Das LAG Köln hat mit einer Entscheidung vom 25.02.2025 (Az. 7 SLa 456/24) die Rechtsprechung bestätigt, nach der ein Arbeitgeber zur Befriedung eines Konflikts zwischen Arbeitnehmern am Arbeitsplatz einen Arbeitnehmer auch ohne nachgewiesene Pflichtverletzung versetzen kann.
Der klagende Arbeitnehmer soll nach Angaben einer Kollegin diese sexuell belästigt haben. Der Arbeitgeber führte daraufhin Befragungen durch, mahnte den Arbeitnehmer ab und versetzte ihn an einen anderen Standort. Der Arbeitnehmer wandte sich gerichtlich gegen Abmahnung und Versetzung. Die gerichtliche Beweisaufnahme kam später zu dem Ergebnis, dass eine sexuelle Belästigung nicht nachgewiesen werden konnte.
Während die ausgesprochene Abmahnung damit unwirksam war, nahm das LAG Köln die Rechtmäßigkeit der Versetzung an. Diese entspreche insbesondere billigem Ermessen, der Nachweis einer Pflichtverletzung des Arbeitnehmers sei keine Tatbestandsvoraussetzung für die Versetzung. Unter Verweis auf Rechtsprechung des BAG (Urt. v. 24.10.2018, Az. 10 AZR 19/18) nahm das Gericht an, dass es Sache des Arbeitgebers sei zu entscheiden, wie er auf Konfliktlagen reagieren wolle. Der Arbeitgeber müsse dabei nicht zunächst die Ursachen und Verantwortlichkeiten für die entstandenen Konflikte im Einzelnen aufklären. Er verletze seinen Ermessensspielraum erst, wenn er sich bei der Konfliktlösung von offensichtlich sachfremden Erwägungen leiten lasse.
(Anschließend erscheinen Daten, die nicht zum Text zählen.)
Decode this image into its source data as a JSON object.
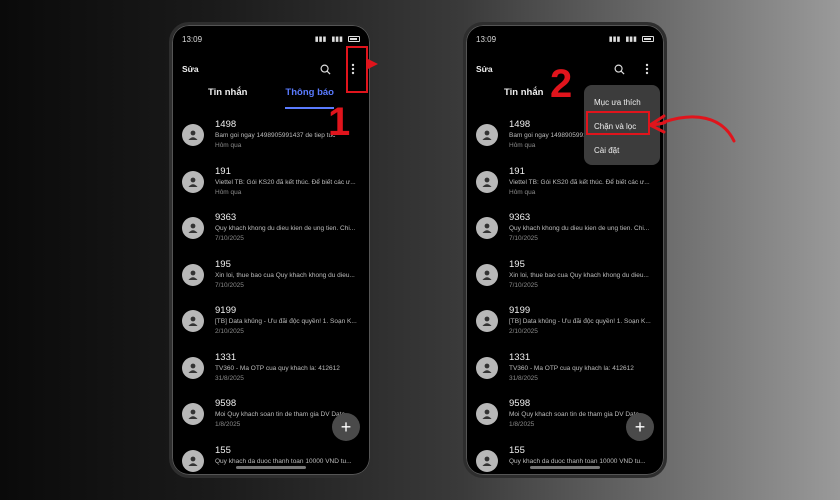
{
  "status": {
    "time": "13:09"
  },
  "appbar": {
    "edit_label": "Sửa"
  },
  "tabs": [
    {
      "label": "Tin nhắn",
      "active": false
    },
    {
      "label": "Thông báo",
      "active": true
    }
  ],
  "messages": [
    {
      "sender": "1498",
      "preview": "Bam goi ngay 1498905991437 de tiep tuc",
      "date": "Hôm qua"
    },
    {
      "sender": "191",
      "preview": "Viettel TB: Gói KS20 đã kết thúc. Để biết các ư...",
      "date": "Hôm qua"
    },
    {
      "sender": "9363",
      "preview": "Quy khach khong du dieu kien de ung tien. Chi...",
      "date": "7/10/2025"
    },
    {
      "sender": "195",
      "preview": "Xin loi, thue bao cua Quy khach khong du dieu...",
      "date": "7/10/2025"
    },
    {
      "sender": "9199",
      "preview": "[TB] Data khủng - Ưu đãi độc quyền! 1. Soạn K...",
      "date": "2/10/2025"
    },
    {
      "sender": "1331",
      "preview": "TV360 - Ma OTP cua quy khach la: 412612",
      "date": "31/8/2025"
    },
    {
      "sender": "9598",
      "preview": "Moi Quy khach soan tin de tham gia DV Data...",
      "date": "1/8/2025"
    },
    {
      "sender": "155",
      "preview": "Quy khach da duoc thanh toan 10000 VND tu...",
      "date": ""
    }
  ],
  "menu": {
    "items": [
      "Mục ưa thích",
      "Chặn và lọc",
      "Cài đặt"
    ]
  },
  "steps": {
    "step1": "1",
    "step2": "2"
  },
  "fab_label": "+",
  "colors": {
    "accent": "#5a7bff",
    "annotation": "#e0141c",
    "menu_bg": "#3c3c3c"
  }
}
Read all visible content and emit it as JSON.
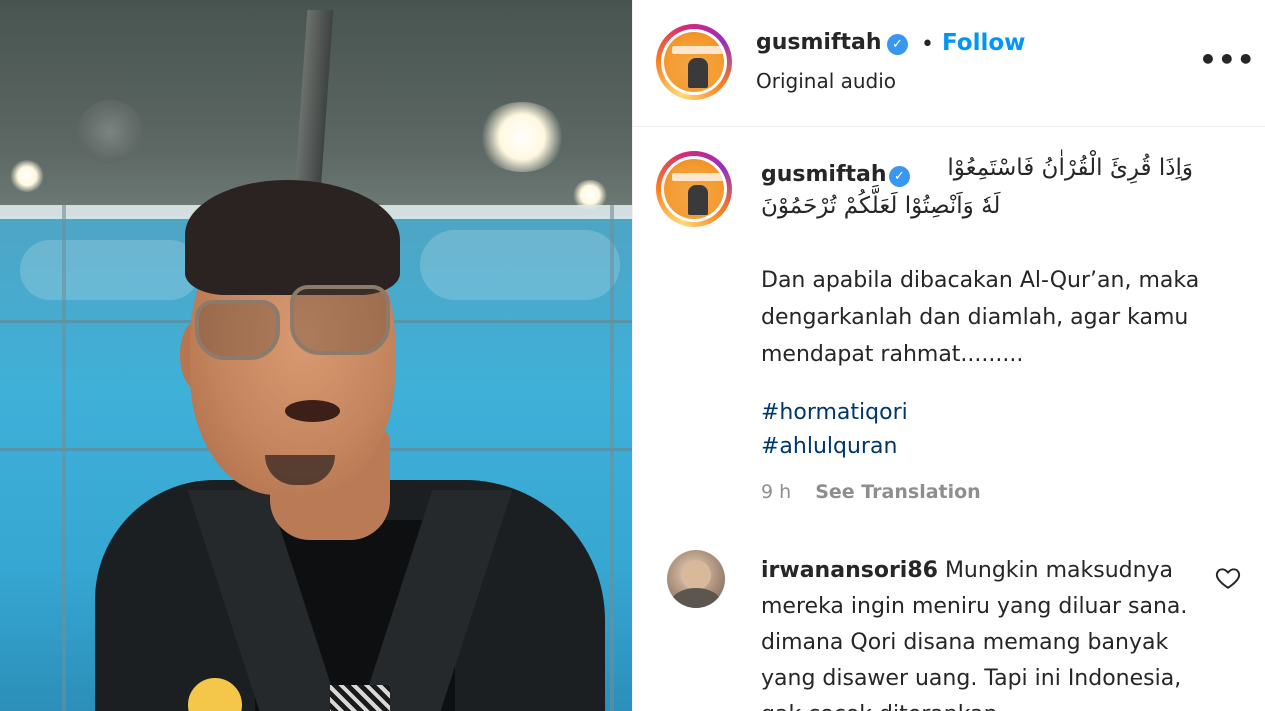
{
  "post": {
    "username": "gusmiftah",
    "follow_label": "Follow",
    "separator": "•",
    "audio_label": "Original audio",
    "more_label": "•••",
    "verified_mark": "✓",
    "caption_arabic_line1": "وَاِذَا قُرِئَ الْقُرْاٰنُ فَاسْتَمِعُوْا",
    "caption_arabic_line2": "لَهٗ وَاَنْصِتُوْا لَعَلَّكُمْ تُرْحَمُوْنَ",
    "caption_text": "Dan apabila dibacakan Al-Qur’an, maka dengarkanlah dan diamlah, agar kamu mendapat rahmat.........",
    "hashtags": [
      "#hormatiqori",
      "#ahlulquran"
    ],
    "time_ago": "9 h",
    "see_translation": "See Translation"
  },
  "comment": {
    "username": "irwanansori86",
    "text": "Mungkin maksudnya mereka ingin meniru yang diluar sana. dimana Qori disana memang banyak yang disawer uang. Tapi ini Indonesia, gak cocok diterapkan"
  },
  "icons": {
    "more": "more-options-icon",
    "heart": "heart-icon",
    "verified": "verified-badge-icon"
  },
  "colors": {
    "link_blue": "#0095f6",
    "hashtag": "#00376b",
    "muted": "#8e8e8e",
    "verified": "#3897f0"
  }
}
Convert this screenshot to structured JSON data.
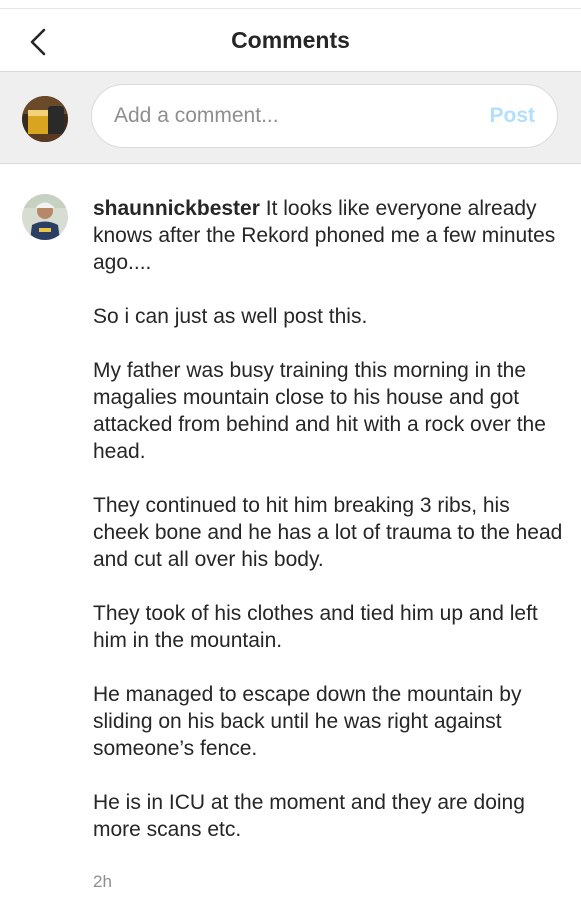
{
  "header": {
    "title": "Comments",
    "back_icon": "chevron-left-icon"
  },
  "composer": {
    "placeholder": "Add a comment...",
    "post_label": "Post",
    "post_color": "#b2dffc"
  },
  "comment": {
    "username": "shaunnickbester",
    "paragraphs": [
      "It looks like everyone already knows after the Rekord phoned me a few minutes ago....",
      "So i can just as well post this.",
      "My father was busy training this morning in the magalies mountain close to his house and got attacked from behind and hit with a rock over the head.",
      "They continued to hit him breaking 3 ribs, his cheek bone and he has a lot of trauma to the head and cut all over his body.",
      "They took of his clothes and tied him up and left him in the mountain.",
      "He managed to escape down the mountain by sliding on his back until he was right against someone’s fence.",
      "He is in ICU at the moment and they are doing more scans etc."
    ],
    "timestamp": "2h"
  },
  "colors": {
    "text": "#262626",
    "secondary_text": "#8e8e8e",
    "composer_bg": "#efefef",
    "border": "#dbdbdb"
  }
}
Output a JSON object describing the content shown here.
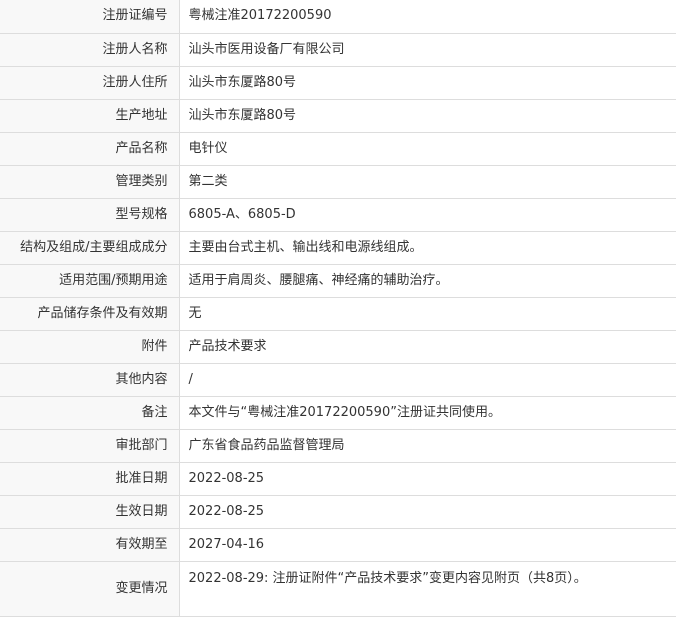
{
  "rows": [
    {
      "label": "注册证编号",
      "value": "粤械注准20172200590"
    },
    {
      "label": "注册人名称",
      "value": "汕头市医用设备厂有限公司"
    },
    {
      "label": "注册人住所",
      "value": "汕头市东厦路80号"
    },
    {
      "label": "生产地址",
      "value": "汕头市东厦路80号"
    },
    {
      "label": "产品名称",
      "value": "电针仪"
    },
    {
      "label": "管理类别",
      "value": "第二类"
    },
    {
      "label": "型号规格",
      "value": "6805-A、6805-D"
    },
    {
      "label": "结构及组成/主要组成成分",
      "value": "主要由台式主机、输出线和电源线组成。"
    },
    {
      "label": "适用范围/预期用途",
      "value": "适用于肩周炎、腰腿痛、神经痛的辅助治疗。"
    },
    {
      "label": "产品储存条件及有效期",
      "value": "无"
    },
    {
      "label": "附件",
      "value": "产品技术要求"
    },
    {
      "label": "其他内容",
      "value": "/"
    },
    {
      "label": "备注",
      "value": "本文件与“粤械注准20172200590”注册证共同使用。"
    },
    {
      "label": "审批部门",
      "value": "广东省食品药品监督管理局"
    },
    {
      "label": "批准日期",
      "value": "2022-08-25"
    },
    {
      "label": "生效日期",
      "value": "2022-08-25"
    },
    {
      "label": "有效期至",
      "value": "2027-04-16"
    },
    {
      "label": "变更情况",
      "value": "2022-08-29: 注册证附件“产品技术要求”变更内容见附页（共8页）。"
    }
  ]
}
Das LAG Köln bestätigt damit die etablierte Rechtsprechung zu Konflikten zwischen Arbeitnehmern am Arbeitsplatz, die das Betriebsklima belasten. Insoweit wird angenommen, dass der Arbeitgeber vor einer Versetzung eines Arbeitnehmers nicht gehalten ist, den „Schuldigen“ zu ermitteln. Der Arbeitgeber hat allerdings im Streitfall die Konfliktlage nebst Auswirkungen konkret darzulegen und ggf. zu beweisen (vgl. nur LAG Rheinland-Pfalz Urt. v. 25.08.2020, Az. 8 Sa 427/19).
Im Fall des Vorwurfs einer sexuellen Belästigung durch einen anderen Arbeitnehmer hat der Arbeitgeber – anders als bei sonstigen Konflikten zwischen Arbeitnehmern – den Vorwurf dagegen grundsätzlich, soweit möglich, aufzuklären. Dies gilt auch vor dem Hintergrund, dass der Arbeitgeber, wenn sich der Vorwurf bewahrheitet, nach § 12 Abs. 3 AGG verpflichtet ist, die im Einzelfall geeigneten, erforderlichen und angemessenen Maßnahmen zur Unterbindung des Verhaltens zu ergreifen. Eine solche Maßnahme kann über eine Versetzung hinausgehen, je nach Umständen des Einzelfalles ist eine (ggf. außerordentliche und fristlose) Kündigung erforderlich. Wenngleich das LAG Köln eine Aufklärungspflicht nicht thematisiert, sondern sogar annimmt, dass der Arbeitgeber „überobligatorisch alles getan“ habe, um den Sachverhalt aufzuklären, stellt eine Situation, in der der Vorwurf einer sexuellen Belästigung letztlich nicht nachgewiesen werden kann, im Ergebnis einen das Betriebsklima beeinträchtigenden Konflikt in dem genannten Sinne dar, auf den mit einer Versetzung reagiert werden kann.
Eine Versetzung im Rahmen des Weisungsrechts nach § 106 Satz 1 GewO setzt dabei voraus, dass arbeitsvertraglich kein konkreter Arbeitsort vereinbart wurde. Die Versetzung muss zudem billigem Ermessen entsprechen. Dies ist der Fall, wenn das Interesse des Arbeitgebers an der Versetzung das Interesse des Arbeitnehmers, nicht versetzt zu werden, überwiegt. Das Ergreifen einer Maßnahme zur Beendigung der Konfliktlage stellt dabei ein anerkennenswertes Interesse des Arbeitgebers dar. In Betrieben mit Betriebsrat ist schließlich vor der Versetzung nach § 99 Abs. 1 BetrVG dessen Zustimmung einzuholen.